I bet if you google--goat heart girth weight you would get some good conversion charts. I have a meat goat book I have been reading and it has the inches--corresponding to the weights. I think next time I get around to it I will use my "goat weight tape" just to get the inches and use the chart in my book! LOL


----------



## freedomstarfarm (Mar 25, 2011)

Like Burns said they have invented them . :greengrin: 
most goat supply cos have them and so does AGS i think.


----------



## TheMixedBag (Oct 16, 2010)

Fiasco Farm has one for dairy goats, don't know how inaccurate it is for dairy goats.

http://fiascofarm.com/goats/weight-chart.htm


----------



## HoosierShadow (Apr 20, 2010)

I have boer percentage goats.... This is what I've used and have come very close to the actual weight.

Using inches on a measuring tape <I have one from sewing dept.
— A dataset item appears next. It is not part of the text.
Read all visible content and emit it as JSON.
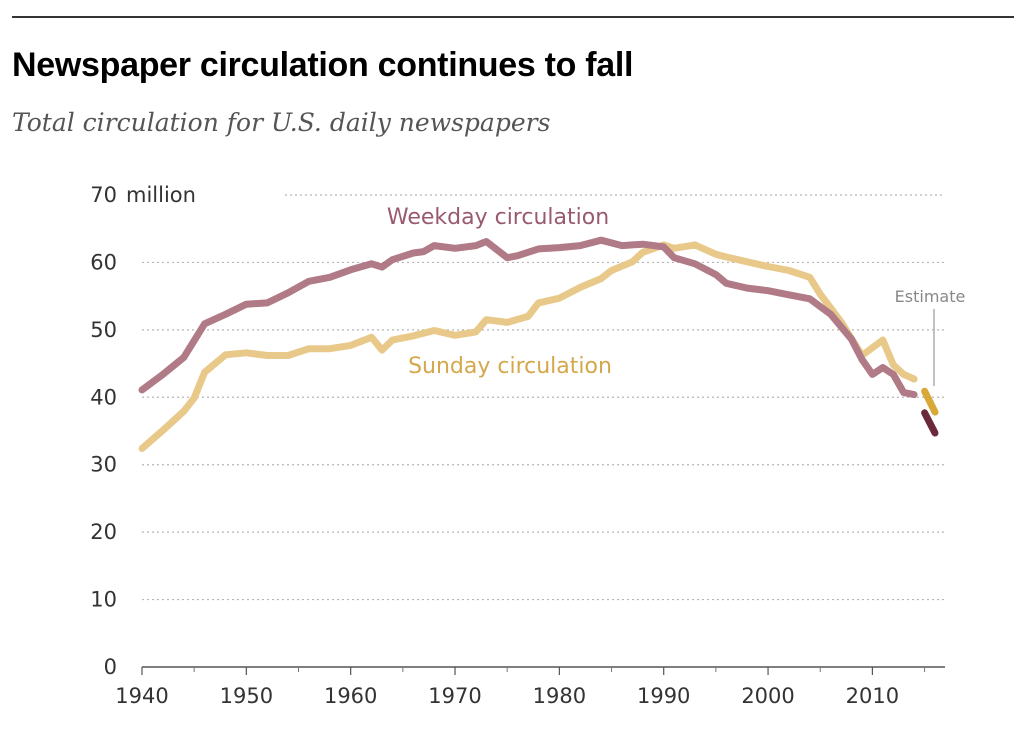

I bought a long time ago>

Heart Girth x Heart Girth x body length <From shoulder to the back in front of the tail> DIVDED by 300. I ADD + 10 onto that and it's been decently accurate for me! Just to see how accurate we got on a bathroom scale with each kid after doing the math above and were off only by a couple of pounds.


----------



## naturalgoats (Jan 3, 2011)

I've always used the fiasco farm one... but I'm going to try hoosiershadow's method...


----------



## liz (Oct 5, 2007)

That formula works pretty well.....I used it on my nigi/pygmies for quite a few years :thumbup:


----------



## HoosierShadow (Apr 20, 2010)

I hope it works for you! I added 10 at the end because I read posts on the internet where people said they were off 10lbs. So I added 10 at the end and came very close every time. The measuring tape wasn't off by too much, but I found this method seems to work best for us.


----------



## GoatGirlMO (Aug 13, 2010)

We use our weight tape to get a ballpark, but since we have Boers, we err on the side of inaccuracy.

We are getting a deer scale soon so we don't have to worry about it.

AND... my 14 year old sister came up with this.... at walmart, they have hand-held luggage scales that weigh up to 88 pounds. All you have to do is rig up a sling and presto! An easy, accurate scale for babies and young ones.


----------



## Randi (Apr 22, 2011)

Figures Walmart would come up with the goods! I am going to try the HoosierShadow Measurment Formula (HSMF). It will also be handy for determining if yearlings are up to par wt for breeding.


----------



## freedomstarfarm (Mar 25, 2011)

> at walmart, they have hand-held luggage scales that weigh up to 88 pounds


I also use this type of scale. I got mine from hoegar I think. They sell them at tack shops and sporting goods stores also for weighing fish!


----------